20 Favourite Albums: Part 2

Tuesday, August 27th, 2002

Here’s the next five of my Nick Hornby-like list of 20 favourite albums.

Dream Theater - Metropolis II: Scenes from a Memory

Dream Theater are the pack leaders of the prog-metal scene. Earlier albums such as “Images and Words” showed they had the chops, even though some of the songs turned into poorly-structured jams. They progressed through the darker and heavier “Awake”, and the tighter, more radio-friendly “Falling Into Infinity”. Their masterpiece, “Metropolis II” combines the best elements of these three preceding albums, and shows how they’ve developed compositional and arrangement skills to match their undoubted instrumental virtuosity.
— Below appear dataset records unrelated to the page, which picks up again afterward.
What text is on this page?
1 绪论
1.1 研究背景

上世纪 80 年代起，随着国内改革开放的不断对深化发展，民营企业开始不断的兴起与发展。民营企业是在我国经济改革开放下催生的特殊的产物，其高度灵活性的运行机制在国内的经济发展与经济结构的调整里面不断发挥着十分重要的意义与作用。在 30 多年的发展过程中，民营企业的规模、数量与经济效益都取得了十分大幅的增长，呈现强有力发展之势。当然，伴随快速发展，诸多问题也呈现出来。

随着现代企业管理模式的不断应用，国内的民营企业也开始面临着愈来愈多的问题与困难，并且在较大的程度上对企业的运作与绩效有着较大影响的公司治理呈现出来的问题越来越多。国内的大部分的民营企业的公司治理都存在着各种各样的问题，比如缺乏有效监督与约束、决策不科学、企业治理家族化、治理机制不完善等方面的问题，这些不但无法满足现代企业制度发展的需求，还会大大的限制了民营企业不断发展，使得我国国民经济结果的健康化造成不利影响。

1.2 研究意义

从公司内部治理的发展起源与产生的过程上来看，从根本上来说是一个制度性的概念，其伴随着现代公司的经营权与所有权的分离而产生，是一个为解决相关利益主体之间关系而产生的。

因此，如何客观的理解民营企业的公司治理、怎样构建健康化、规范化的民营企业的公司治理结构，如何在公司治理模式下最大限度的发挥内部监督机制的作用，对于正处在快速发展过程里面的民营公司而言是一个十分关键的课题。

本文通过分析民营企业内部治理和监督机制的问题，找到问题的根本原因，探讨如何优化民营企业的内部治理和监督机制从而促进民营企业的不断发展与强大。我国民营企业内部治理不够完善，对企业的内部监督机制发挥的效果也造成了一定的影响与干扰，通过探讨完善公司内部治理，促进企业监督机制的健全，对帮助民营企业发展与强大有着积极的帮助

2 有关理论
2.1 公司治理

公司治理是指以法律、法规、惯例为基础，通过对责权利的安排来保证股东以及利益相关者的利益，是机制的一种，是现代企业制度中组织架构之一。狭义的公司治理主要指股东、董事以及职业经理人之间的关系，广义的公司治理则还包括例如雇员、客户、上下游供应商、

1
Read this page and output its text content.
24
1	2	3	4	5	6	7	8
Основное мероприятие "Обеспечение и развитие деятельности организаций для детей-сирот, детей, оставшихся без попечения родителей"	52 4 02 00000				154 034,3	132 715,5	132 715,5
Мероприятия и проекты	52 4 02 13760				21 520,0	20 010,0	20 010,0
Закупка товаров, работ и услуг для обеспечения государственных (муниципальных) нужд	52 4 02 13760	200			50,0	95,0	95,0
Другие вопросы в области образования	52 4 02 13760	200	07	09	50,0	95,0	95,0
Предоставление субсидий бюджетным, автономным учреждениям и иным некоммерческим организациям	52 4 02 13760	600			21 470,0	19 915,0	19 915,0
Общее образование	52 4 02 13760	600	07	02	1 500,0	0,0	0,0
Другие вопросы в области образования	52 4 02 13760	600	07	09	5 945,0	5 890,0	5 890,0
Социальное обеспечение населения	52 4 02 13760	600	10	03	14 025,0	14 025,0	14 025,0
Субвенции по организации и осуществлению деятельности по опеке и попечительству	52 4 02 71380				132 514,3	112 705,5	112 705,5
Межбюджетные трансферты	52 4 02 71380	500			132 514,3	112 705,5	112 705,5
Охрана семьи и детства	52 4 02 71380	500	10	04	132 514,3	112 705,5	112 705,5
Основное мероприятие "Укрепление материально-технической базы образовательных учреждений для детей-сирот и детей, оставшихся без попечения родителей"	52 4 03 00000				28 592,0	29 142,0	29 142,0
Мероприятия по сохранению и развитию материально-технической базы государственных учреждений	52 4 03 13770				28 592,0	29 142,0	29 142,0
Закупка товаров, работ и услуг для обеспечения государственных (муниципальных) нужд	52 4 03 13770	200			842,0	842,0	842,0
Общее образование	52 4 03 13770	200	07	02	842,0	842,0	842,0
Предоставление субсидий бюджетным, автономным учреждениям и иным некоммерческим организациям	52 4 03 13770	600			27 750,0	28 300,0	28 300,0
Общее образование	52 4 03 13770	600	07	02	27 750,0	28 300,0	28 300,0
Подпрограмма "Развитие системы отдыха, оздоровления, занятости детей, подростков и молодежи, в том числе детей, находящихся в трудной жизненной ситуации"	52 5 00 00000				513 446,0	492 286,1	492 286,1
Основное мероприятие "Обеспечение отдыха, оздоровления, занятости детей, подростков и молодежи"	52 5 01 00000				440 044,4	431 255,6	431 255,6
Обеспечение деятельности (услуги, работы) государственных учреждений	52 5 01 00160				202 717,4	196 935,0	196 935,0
It goes without saying that this is a concept album, the theme being memories of past lives, and a murder mystery.

Genesis - Selling England by the Pound

I’ve reviewed this album on this blog before. I find it difficult to choose between this and “The Lamb Lies Down on Broadway”; both show the band at their peak, before Peter Gabriel left and the band began to turn away to a more commercial, blander direction. This is what 70s prog-rock was all about; Peter Gabriel’s sometimes surreal lyrics, complex classically-influenced arrangements, and lengthy instrumental workouts spotlighting Steve Hackett’s liquid guitar and Tony Banks’ keyboard skills.

IQ - Subterrainea

IQ had a chequered history. They began in the early 80s, and their early albums “Tales from the Lush Attic” and “The Wake” were clearly derivative of Gabriel-era Genesis. With a different singer they tried a more commercial approach with the “Nonzamo” and “Are You Sitting Comfortably” albums. They vanished for several years before reforming, back with the original vocalist Peter Nicholls. Their new sound was a more polished combination the best elements of the two earlier phases of their career. Of the three post-reunion albums, the second, the double concept album “Subterrania” shows them at their best.

Jon Lord - Sarabande

Attempts to combine rock and classical music get a bad press. Sometimes it works, and sometimes it doesn’t. This 1976 solo album by Deep Purple’s Jon Lord is an album that works, and is the best of several solo albums he’s released in parallel to his career in Deep Purple and Whitesnake. It’s based on the concept of baroque dance suite. Featuring Andy Somers, later of The Police on guitar, the rock band and the orchestra integrate into a single whole; sometimes the band play the theme with the orchestra adding tonal colour, in other places the orchestra takes the theme with band providing rhythmic support. Listeners are also treated to an extended jazz-rock workout from Jon’s Hammond.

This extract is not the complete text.